Diz que tudo lhe parece "muito complexo" e diz que "no instante as preocupações são maiores do que as esperanças". Sem jamais ter sido petista, diz que viu na deflagração da Operação Lava Jato "muita cara de neolacerdismo" e uma tentativa de "desfazer o PT". Fala sobre a nova direita em cena, sobre o assunto os riscos de uma polarização eleitoral com o deputado Jair Bolsonaro, e declara apoio ao pré-candidato Ciro Gomes (PDT). Folha - É evidente o fascínio de Roberto Schwarz, um crítico marxista, por "Verdade Tropical".



No entanto, num artigo em que ele elogia o livro, faz assim como restrições a atitudes político-ideológicas tuas que deplora e até ridiculariza. Como você assimilou esse texto? Caetano Veloso - Como conto na nova introdução ao livro, o interesse literário de Schwarz me envaidece. O julgamento político-ideológico me desagrada intelectual e pessoalmente. Acho que ele até valoriza muito mais o livro literariamente do que o realizam outros intelectuais menos presos ao marxismo. Bem, até hoje não tenho dúvida que deveríamos ter feito uma reforma agrária e não sei que fosse me arrepender de aplicar o processo Paulo Freire nas escolas do interior.



No entanto nossa história foi outra. E, acompanhando-a, aprendi que as revoluções comunistas davam em tiranias. Assim sendo, a má vontade de Schwarz com o episódio da prisão é parelho à maneira de Augusto Boal contra o tropicalismo. Ele cai na esquerda tradicional e fica parecendo que não entende ler. Você tinha um capítulo que ficou fora aluguel de plataforma elevatória "Verdade Tropical" que seria sobre isso sexo.
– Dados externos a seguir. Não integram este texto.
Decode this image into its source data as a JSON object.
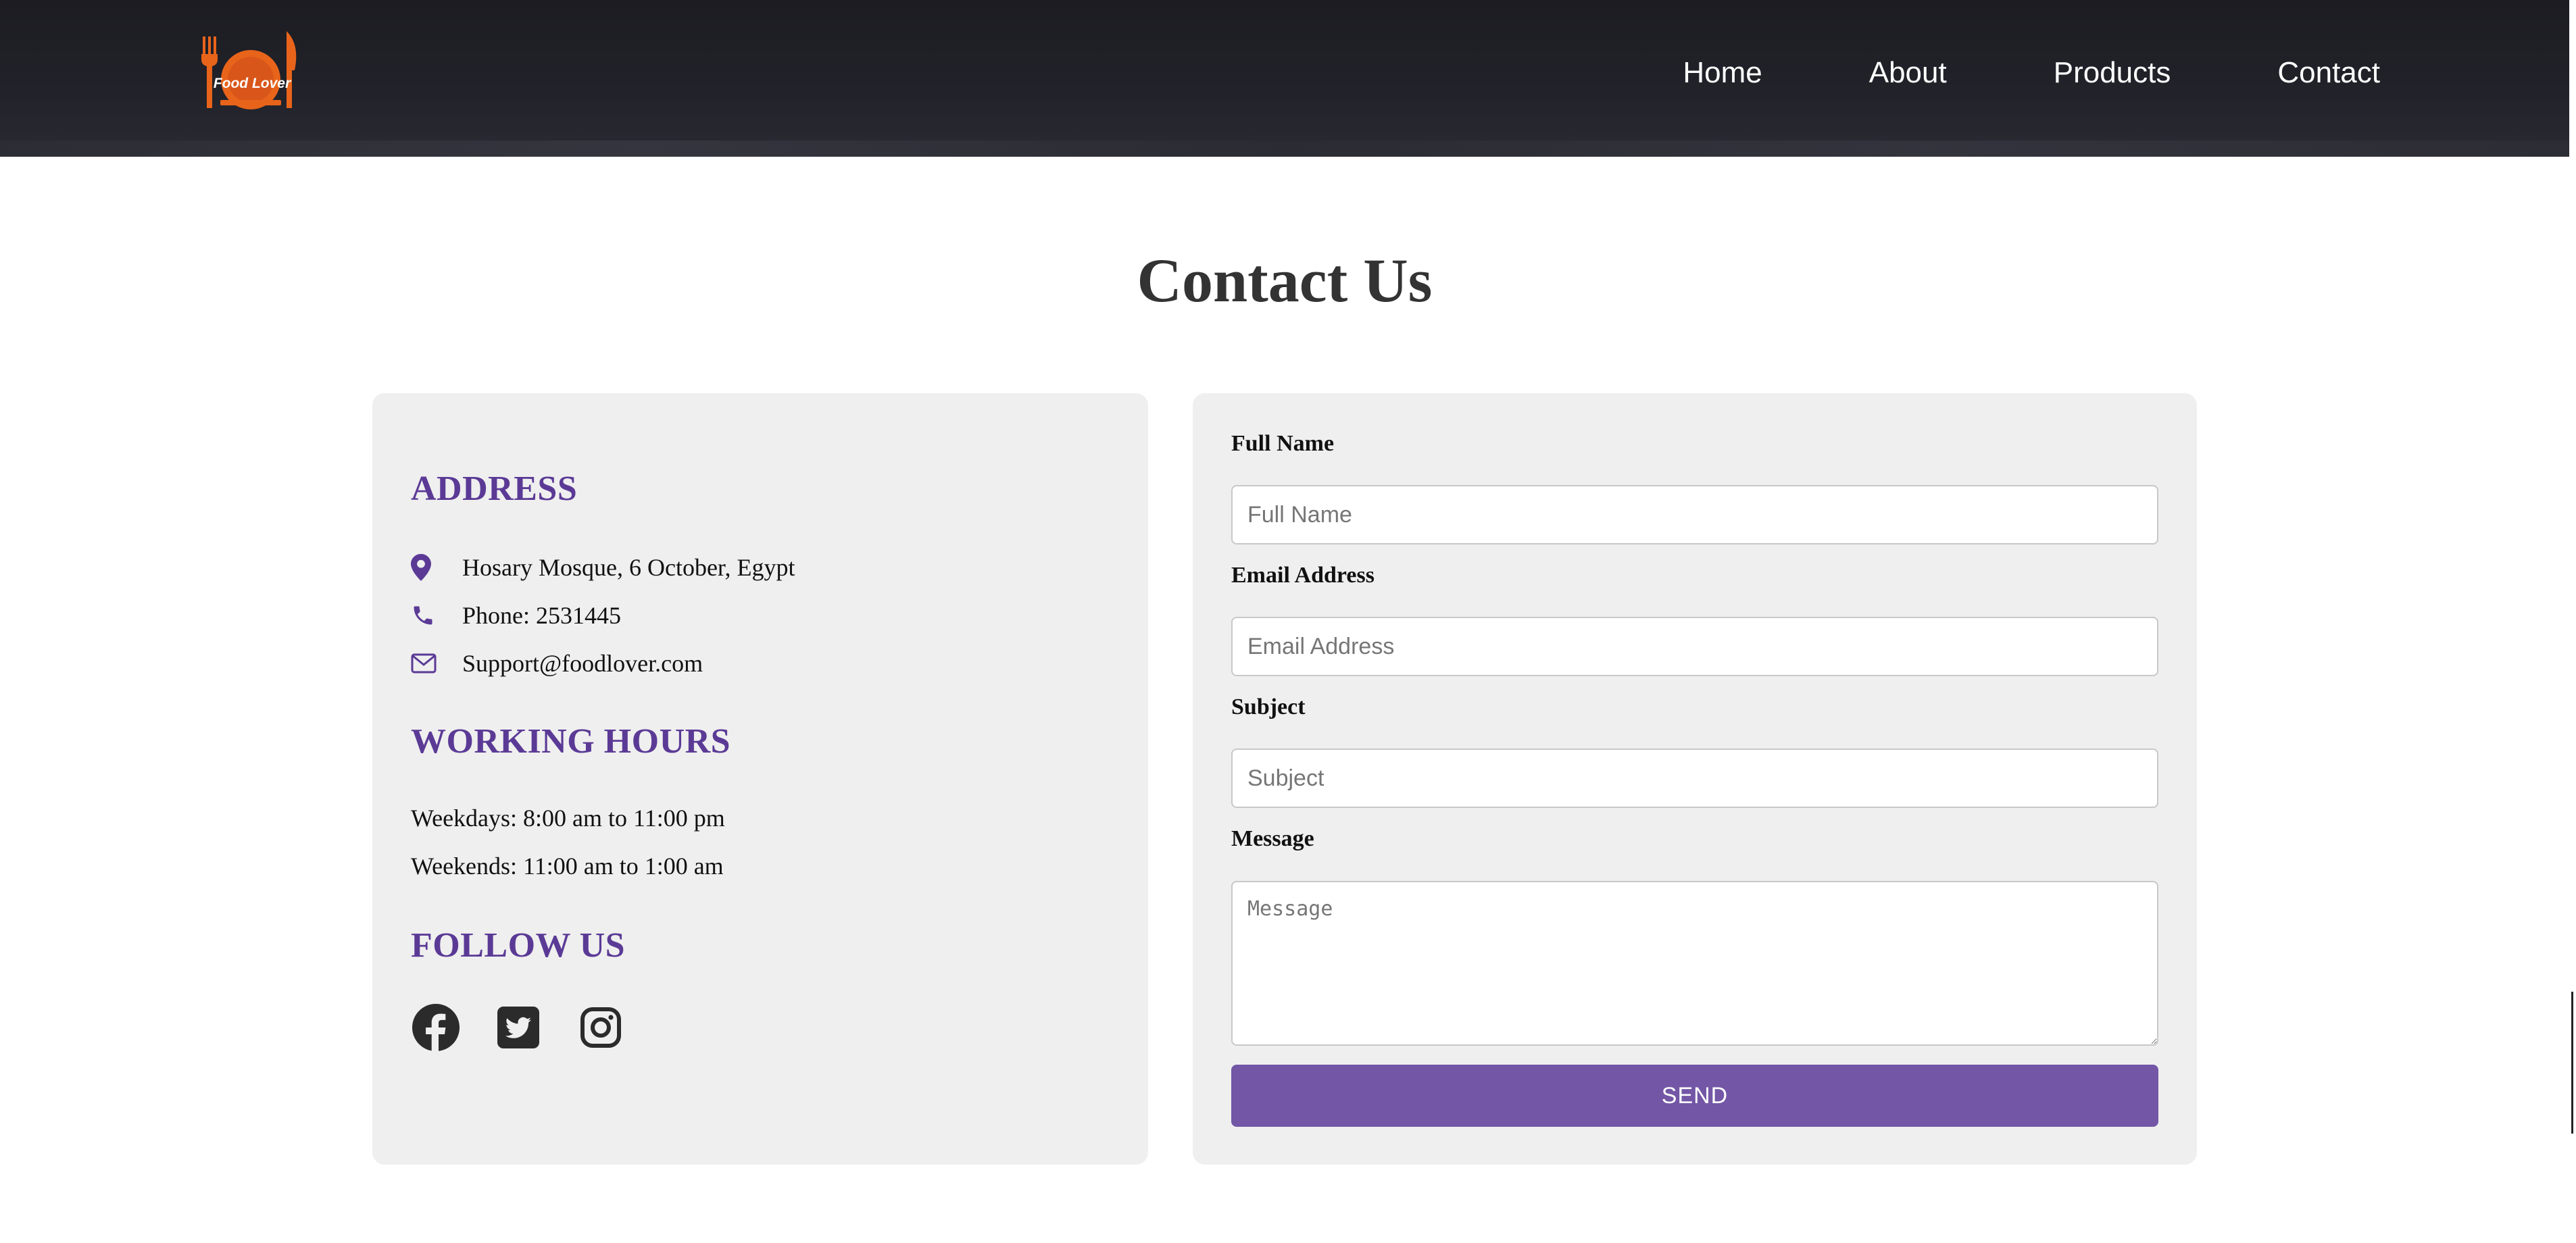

Por que foi excluído? Escrevi um texto bastante enorme que seria um episódio chamado "Sexos". Ele não caberia em "Verdade Tropical". As observações consideráveis estão no organismo do livro original. As anedotas e divagações, não. A Companhia das Letras propôs que publicássemos o episódio, mesmo que lá estejam repetidas as conclusões mais relevantes que agora são divisão do livro. Até mesmo alguns parágrafos inteiros. Seria interessado. E quem sabe agradável, visto que a escrita é sensacional.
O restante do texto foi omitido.